Bennett acknowledges the point but does not believe ITV2 has hit the ceiling yet. The channel has a fresh look and is pushing content via social networking website Bebo. With a £65m programme budget a year, Bennett has invested heavily in comedy, and delivered ambitious shows, such as the Billie Piper drama, Secret Diary of a Call Girl. Coming up in January is the Paris Hilton reality vehicle, British Best Friend.

This is all well and good, but it could be argued that ITV2 has accelerated the decline of ITV1. With ITV1 airtime still sold at a premium, does ITV2 simply offers agencies shows such as Call Girl at a discount? Bennett says not. 'ITV spends so much on content that one channel can't do it all justice. The digital channels help us to leverage our assets effectively,' he argues.

He also contends that the channel has allowed the group to better deliver to youth audiences. Could it become a nursery slope for talent, mirroring the BBC model? 'We'd all love that to be the case,' says Bennett. 'But it can't distract us from our job of delivering for ITV2.' N


Audience profile

ITV2 averages a 2.3% viewing share.

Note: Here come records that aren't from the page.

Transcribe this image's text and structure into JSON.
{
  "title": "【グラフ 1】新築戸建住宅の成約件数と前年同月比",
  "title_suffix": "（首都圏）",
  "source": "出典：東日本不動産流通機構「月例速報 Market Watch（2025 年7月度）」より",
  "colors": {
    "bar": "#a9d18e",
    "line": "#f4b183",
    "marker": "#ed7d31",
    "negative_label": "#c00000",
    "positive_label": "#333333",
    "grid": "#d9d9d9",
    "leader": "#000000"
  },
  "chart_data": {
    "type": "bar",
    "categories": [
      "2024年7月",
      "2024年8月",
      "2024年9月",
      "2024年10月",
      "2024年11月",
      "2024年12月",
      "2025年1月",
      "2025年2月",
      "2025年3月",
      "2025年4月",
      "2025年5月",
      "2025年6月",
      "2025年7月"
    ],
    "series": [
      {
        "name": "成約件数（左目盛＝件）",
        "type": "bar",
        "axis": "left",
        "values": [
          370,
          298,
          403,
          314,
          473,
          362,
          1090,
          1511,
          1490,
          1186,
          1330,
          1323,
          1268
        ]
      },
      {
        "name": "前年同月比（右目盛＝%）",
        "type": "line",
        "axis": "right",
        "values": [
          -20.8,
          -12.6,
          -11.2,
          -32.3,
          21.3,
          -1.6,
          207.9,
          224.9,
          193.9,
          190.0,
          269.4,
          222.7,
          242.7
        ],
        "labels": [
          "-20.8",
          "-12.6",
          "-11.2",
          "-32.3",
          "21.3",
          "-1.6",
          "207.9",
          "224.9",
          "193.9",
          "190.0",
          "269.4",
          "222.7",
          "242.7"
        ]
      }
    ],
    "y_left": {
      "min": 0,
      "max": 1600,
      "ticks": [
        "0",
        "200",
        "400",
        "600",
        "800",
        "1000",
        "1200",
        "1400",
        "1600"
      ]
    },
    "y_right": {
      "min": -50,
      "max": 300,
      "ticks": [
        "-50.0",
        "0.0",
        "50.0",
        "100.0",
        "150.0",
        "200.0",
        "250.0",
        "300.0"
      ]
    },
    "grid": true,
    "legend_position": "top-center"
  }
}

In 2008 to date, 12m 16- to 34-year-olds have watched ITV2. It now has 700 advertisers, including P&G, Tesco, L'Oreal, Kellogg and the COI. At its launch, ITV2 had 200 advertisers including Mars and Carlsberg-Tetley.

Since 2005, ITV2 hits have included catch-up shows for I'm a Celebrity Get Me Out of Here!, Footballers' Wives Extra Time and Secret Diary of a Call Girl, all pulling 2m viewers.

Bionic Woman this year gave ITV2 its biggest-ever audience, with 3m. Audiences for the Katie & Peter franchise have risen from 429,000 in 2005 to more than 1m this year. In 2009, the Katie & Peter bandwagon will visit LA.